Hackers estão mirando entidades governamentais europeias na campanha SmugX
4 de Julho de 2023

Uma campanha de phishing que os pesquisadores de segurança chamaram de SmugX e atribuíram a um ator de ameaça chinês tem como alvo embaixadas e ministérios de relações exteriores no Reino Unido, França, Suécia, Ucrânia, República Tcheca, Hungria e Eslováquia desde dezembro de 2022.

Pesquisadores da empresa de cibersegurança Check Point analisaram os ataques e observaram sobreposições com atividades anteriormente atribuídas a grupos de ameaças persistentes avançadas (APT) rastreados como Mustang Panda e RedDelta.

Ao analisarem os documentos de isca, os pesquisadores notaram que eles normalmente têm temas relacionados a políticas domésticas e externas europeias.

As iscas usadas na campanha SmugX revelam o perfil do alvo do ator de ameaça e indicam que o objetivo provável da campanha é espionagem.

A Check Point observou que os ataques do SmugX se baseiam em duas cadeias de infecção, ambas usando a técnica de smuggling HTML para ocultar payloads maliciosos em strings de documentos HTML codificados anexados à mensagem de isca.

Uma variante da campanha entrega um arquivo ZIP com um arquivo LNK malicioso que executa o PowerShell quando lançado, para extrair um arquivo e salvá-lo no diretório temporário do Windows.

O arquivo extraído contém três arquivos, sendo um deles um executável legítimo (ou "robotaskbaricon.exe" ou "passwordgenerator.exe") de uma versão mais antiga do gerenciador de senhas RoboForm que permitia carregar arquivos DLL não relacionados à aplicação, uma técnica chamada DLL sideloading.

Os outros dois arquivos são uma DLL maliciosa (Roboform.dll) que é carregada usando um dos dois executáveis legítimos, e "data.dat" - que contém o trojan de acesso remoto PlugX que é executado por meio do PowerShell.

A segunda variante da cadeia de ataque usa o smuggling HTML para baixar um arquivo JavaScript que executa um arquivo MSI após o download do servidor de comando e controle (C2) do atacante.

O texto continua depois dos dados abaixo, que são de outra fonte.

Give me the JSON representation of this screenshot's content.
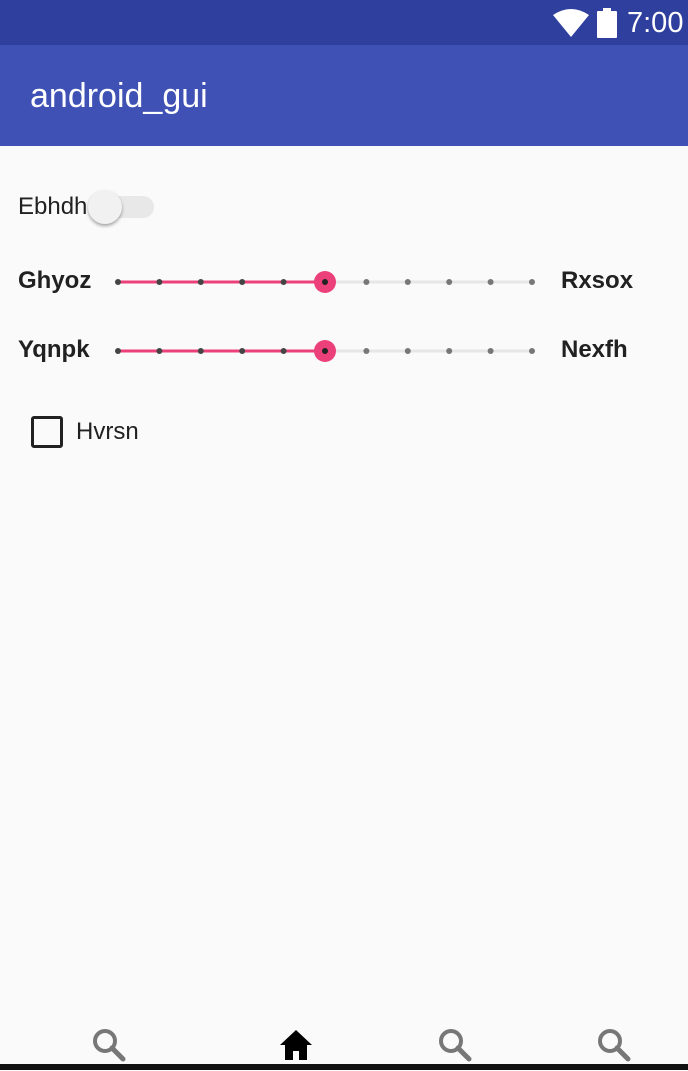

O MSI então cria uma nova pasta dentro do diretório "%appdata%\Local" e armazena três arquivos: um executável legítimo sequestrado, a DLL do carregador e o payload PlugX criptografado ("data.dat").

Novamente, o programa legítimo é executado e o malware PlugX é carregado na memória por meio do DLL sideloading na tentativa de evitar detecção.

Para garantir a persistência, o malware cria um diretório oculto onde armazena os arquivos executáveis legítimos e DLL maliciosas e adiciona o programa à chave de registro 'Executar'.

Uma vez instalado e em execução na máquina da vítima, o PlugX pode carregar um arquivo PDF enganoso para distrair a vítima e reduzir sua suspeita.

O PlugX é um RAT modular que vem sendo usado por várias APTs chinesas desde 2008.

Ele possui uma ampla gama de funções que incluem exfiltração de arquivos, captura de tela, keylogging e execução de comandos.

Embora o malware esteja normalmente associado a grupos APT, também tem sido usado por atores de ameaças cibernéticas.

No entanto, a versão que a Check Point viu ser implantada na campanha SmugX é em grande parte a mesma das vistas em outros ataques recentes atribuídos a um adversário chinês, com a diferença de que ela usou o cifra RC4 em vez de XOR.

Com base nos detalhes descobertos, os pesquisadores da Check Point acreditam que a campanha SmugX mostra que os grupos de ameaça chineses estão se interessando por alvos europeus, provavelmente para espionagem.